Keynote: Making a difference in user search experience
Abstract: The advancement of wearable and IoT devices along with AI-based technologies have widened the breadth of human activities that can be digitised from the physical world, leading society towards seamless integration with cyberspace. Although this direction is familiar to the research community in the Infosphere, it also poses promising research opportunities. In this talk, I will discuss six aspects that are, in my opinion, closely related to each other to advance Human Information Interaction. They include 1) complex problem solving, 2) Knowledge-Information-Data (KID) space, 3) advanced human-agent interaction, 4) diverse enabling technologies, 5) smart devices, and 6) FAccT. I hope they offer seeds for the discussion of future research directions in personalised search.
Evangelos Kanoulas
Evangelos Kanoulas (https://staff.fnwi.uva.nl/e.kanoulas/) is a professor of computer science at the University of Amsterdam, leading the Information Retrieval Lab (https://irlab.science.uva.nl/) at the Informatics Institute. His research focuses on developing evaluation methods and algorithms for search and recommendation. He has always been an advocate of bridging the system-oriented consideration of search engines with the human-oriented perspective. On this basis, he was one of the organizers of the TREC Session and the TREC Tasks tracks. He has also participated in the coordination of the TREC Million Query, the TREC Common Core, and the CLEF e-Health tracks. Currently, he is leading a team of 7 Ph.D. students and 3 postdocs with a focus on the evaluation and development of algorithms for conversational search, funded by the Dutch Research Council and the European Commission. His research has been published at top IR venues such as SIGIR, CIKM, KDD, WWW, WSDM, and TOIS. He is a member of the Ellis society (https://ellis.eu/), and a co-founder of Ellogon AI (https://ellogon.ai/), a company that focuses on personalizing immunotherapy with the power of big and rich data and innovative AI algorithms.
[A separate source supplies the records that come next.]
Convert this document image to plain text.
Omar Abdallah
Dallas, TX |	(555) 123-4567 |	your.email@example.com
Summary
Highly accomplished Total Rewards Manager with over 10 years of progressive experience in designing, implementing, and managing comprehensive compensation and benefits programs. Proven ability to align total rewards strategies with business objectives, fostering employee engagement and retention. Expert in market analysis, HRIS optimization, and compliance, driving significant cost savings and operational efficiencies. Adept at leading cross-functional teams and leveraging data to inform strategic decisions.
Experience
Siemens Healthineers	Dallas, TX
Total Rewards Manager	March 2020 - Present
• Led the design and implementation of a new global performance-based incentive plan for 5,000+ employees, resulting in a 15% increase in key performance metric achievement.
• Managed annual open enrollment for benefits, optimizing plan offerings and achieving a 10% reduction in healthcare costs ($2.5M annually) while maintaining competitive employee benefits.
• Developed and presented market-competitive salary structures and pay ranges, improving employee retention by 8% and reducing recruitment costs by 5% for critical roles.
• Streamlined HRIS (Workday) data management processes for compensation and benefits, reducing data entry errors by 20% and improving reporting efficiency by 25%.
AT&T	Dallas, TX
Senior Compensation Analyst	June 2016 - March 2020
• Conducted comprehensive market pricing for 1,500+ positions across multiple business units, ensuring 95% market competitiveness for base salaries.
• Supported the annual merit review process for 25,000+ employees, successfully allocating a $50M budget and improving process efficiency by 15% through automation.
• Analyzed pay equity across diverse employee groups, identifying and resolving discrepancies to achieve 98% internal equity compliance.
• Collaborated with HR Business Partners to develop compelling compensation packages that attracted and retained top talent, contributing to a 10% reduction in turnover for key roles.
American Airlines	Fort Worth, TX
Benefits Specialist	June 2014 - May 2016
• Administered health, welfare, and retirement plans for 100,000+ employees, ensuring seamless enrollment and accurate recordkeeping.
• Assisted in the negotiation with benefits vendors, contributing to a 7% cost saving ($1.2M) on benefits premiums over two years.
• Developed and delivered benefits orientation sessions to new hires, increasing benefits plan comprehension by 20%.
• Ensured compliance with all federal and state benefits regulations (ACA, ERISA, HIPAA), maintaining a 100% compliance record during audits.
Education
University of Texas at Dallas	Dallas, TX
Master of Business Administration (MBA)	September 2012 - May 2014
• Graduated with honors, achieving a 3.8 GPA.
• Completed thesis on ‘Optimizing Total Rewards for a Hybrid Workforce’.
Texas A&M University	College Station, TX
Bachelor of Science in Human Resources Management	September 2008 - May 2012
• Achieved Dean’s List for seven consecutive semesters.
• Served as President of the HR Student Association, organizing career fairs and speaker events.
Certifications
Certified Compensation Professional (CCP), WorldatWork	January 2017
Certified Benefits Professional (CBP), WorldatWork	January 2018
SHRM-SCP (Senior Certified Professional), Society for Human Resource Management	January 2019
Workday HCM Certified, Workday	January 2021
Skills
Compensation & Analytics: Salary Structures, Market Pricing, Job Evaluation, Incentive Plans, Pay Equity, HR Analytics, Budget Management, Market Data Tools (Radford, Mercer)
Keynote: From sessions to conversations and back again
Abstract: Search personalization is a topic that has been studied in the past by researchers with access to online evaluation infrastructures. Research on the topic was hindered by the lack of available test collections. In this talk I will discuss (a) session-based personalization and the expectation one should have from a search engine that can converse with users to first profile them and then personalize the response, (b) efforts made to construct test collections that support session-based personalization, including the Session, Tasks, Dynamic, and Conversational tracks at TREC, and the challenges they faced, and (c) simulations that meet these challenges and allow the further development of search engines.